I’m sure daddy had also taken refuge in alcohol as an escape from the worries and sorrows that we three girls caused him as we were making our way into adulthood.


17-I Came to My Senses

17-I Came to My Senses

In the fall of 1974, my teaching friends and I went to New Hampshire for a conference. My mom wrote that I came back with strange religious ideas, like reincarnation.

70s hip huggers and bellbottomsFor a year or so I had been reading books by Edgar Cayce and Ayn Rand, and others, and had subscribed to a daily devotional from a religious group called Unity. There was a void in me, and I was trying to fill it with ideas that were intriguing and mystical and being tossed about by some of my intellectual friends. Ideas that were without the guidance of the Holy Spirit.

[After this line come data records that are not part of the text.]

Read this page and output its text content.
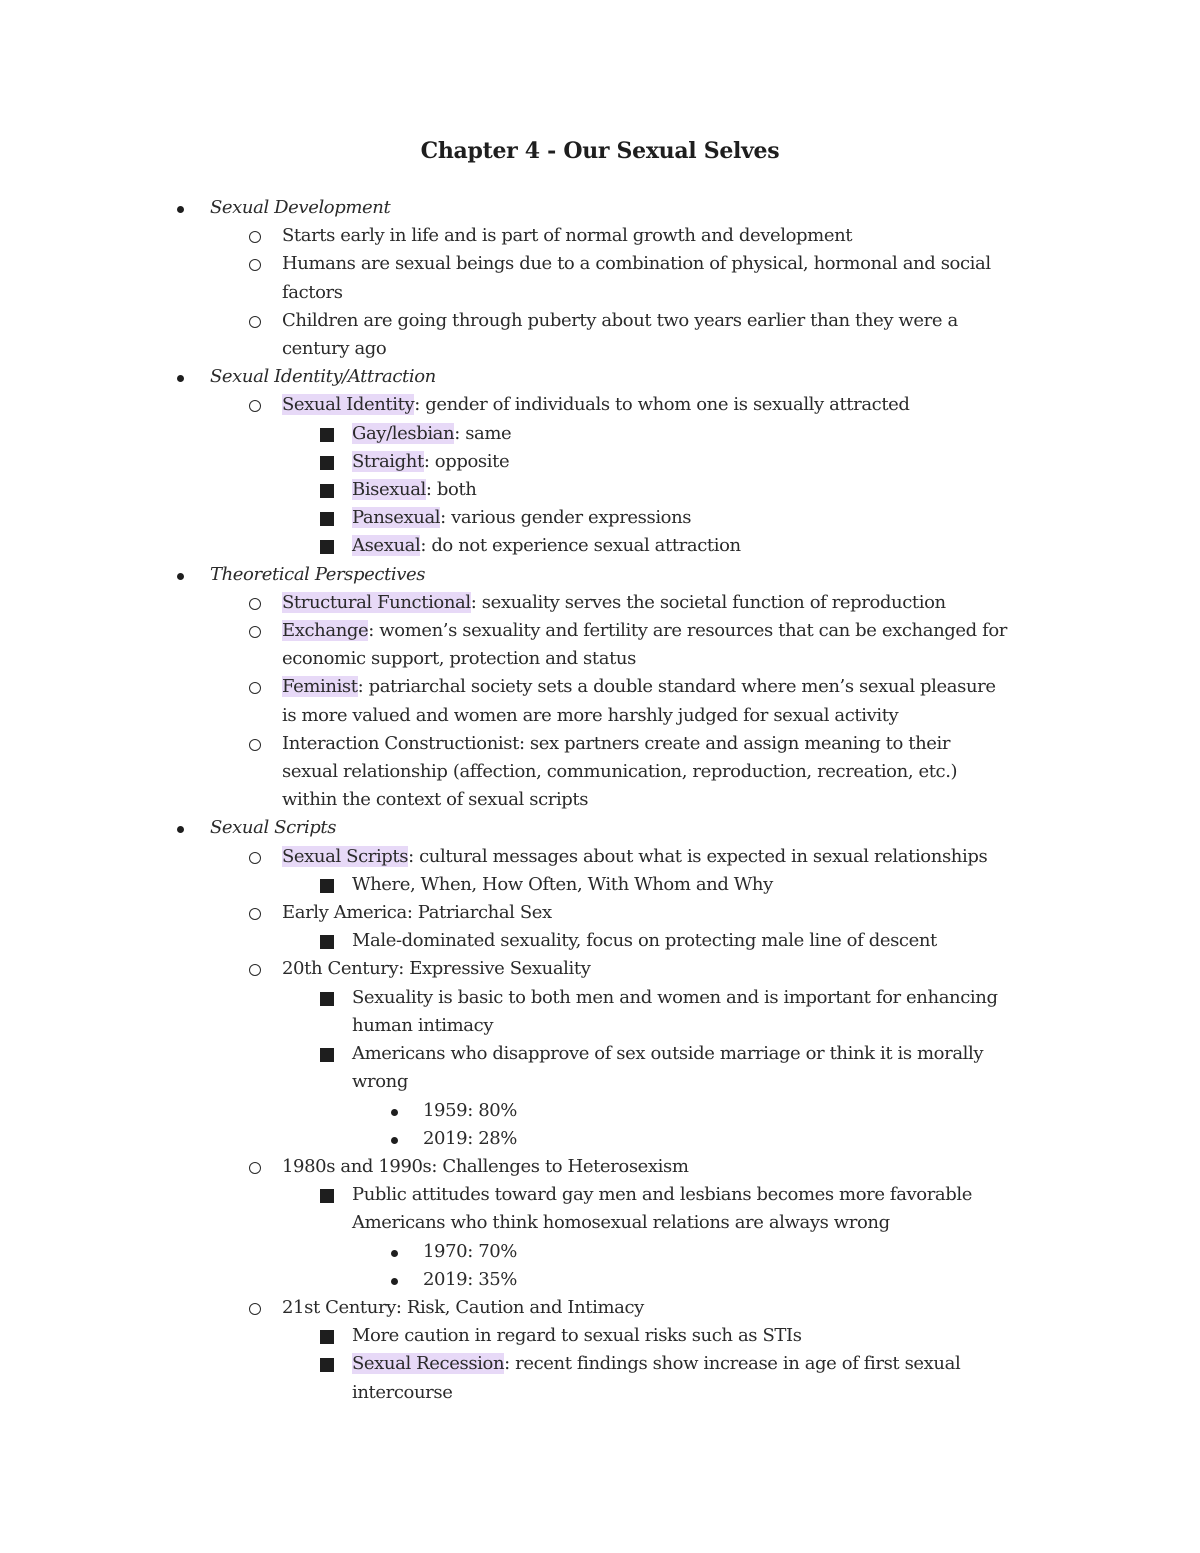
Chapter 4 - Our Sexual Selves
Sexual Development
Starts early in life and is part of normal growth and development
Humans are sexual beings due to a combination of physical, hormonal and social
factors
Children are going through puberty about two years earlier than they were a
century ago
Sexual Identity/Attraction
Sexual Identity: gender of individuals to whom one is sexually attracted
Gay/lesbian: same
Straight: opposite
Bisexual: both
Pansexual: various gender expressions
Asexual: do not experience sexual attraction
Theoretical Perspectives
Structural Functional: sexuality serves the societal function of reproduction
Exchange: women’s sexuality and fertility are resources that can be exchanged for
economic support, protection and status
Feminist: patriarchal society sets a double standard where men’s sexual pleasure
is more valued and women are more harshly judged for sexual activity
Interaction Constructionist: sex partners create and assign meaning to their
sexual relationship (affection, communication, reproduction, recreation, etc.)
within the context of sexual scripts
Sexual Scripts
Sexual Scripts: cultural messages about what is expected in sexual relationships
Where, When, How Often, With Whom and Why
Early America: Patriarchal Sex
Male-dominated sexuality, focus on protecting male line of descent
20th Century: Expressive Sexuality
Sexuality is basic to both men and women and is important for enhancing
human intimacy
Americans who disapprove of sex outside marriage or think it is morally
wrong
1959: 80%
2019: 28%
1980s and 1990s: Challenges to Heterosexism
Public attitudes toward gay men and lesbians becomes more favorable
Americans who think homosexual relations are always wrong
1970: 70%
2019: 35%
21st Century: Risk, Caution and Intimacy
More caution in regard to sexual risks such as STIs
Sexual Recession: recent findings show increase in age of first sexual
intercourse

In November my mom called me in tears. She said that daddy had received three DUI’s (Driving Under the Influence of alcohol) within a two week period. In shock, I cried with her and advised her to take Connie (who was still living at home) and go to an Al-Anon meeting as soon as possible. In the meantime I contacted a local Alcoholics Anonymous group, acquired some literature, and sent it to her.

This was the crisis that brought me to my knees. I was humbled, I was in shock, and I was afraid.

My rock was crumbling. The man who had always been steady and dependable for me was no longer strong. He had been in the background of my life, but he had been there. Although I had been living very independently for eight years, the realization hit me that I was just a small fish in a big pond. I was full of myself, enjoying the praises of colleagues in my profession and believing that I was somebody because a small group of partiers included me in their drinking games and antics. I was deluded, and the scales came from my eyes.

I also knew that of the three of us girls, I was most like our father in personality. Was I on the same path as my dad to alcohol dependence? I began to take stock of my own life.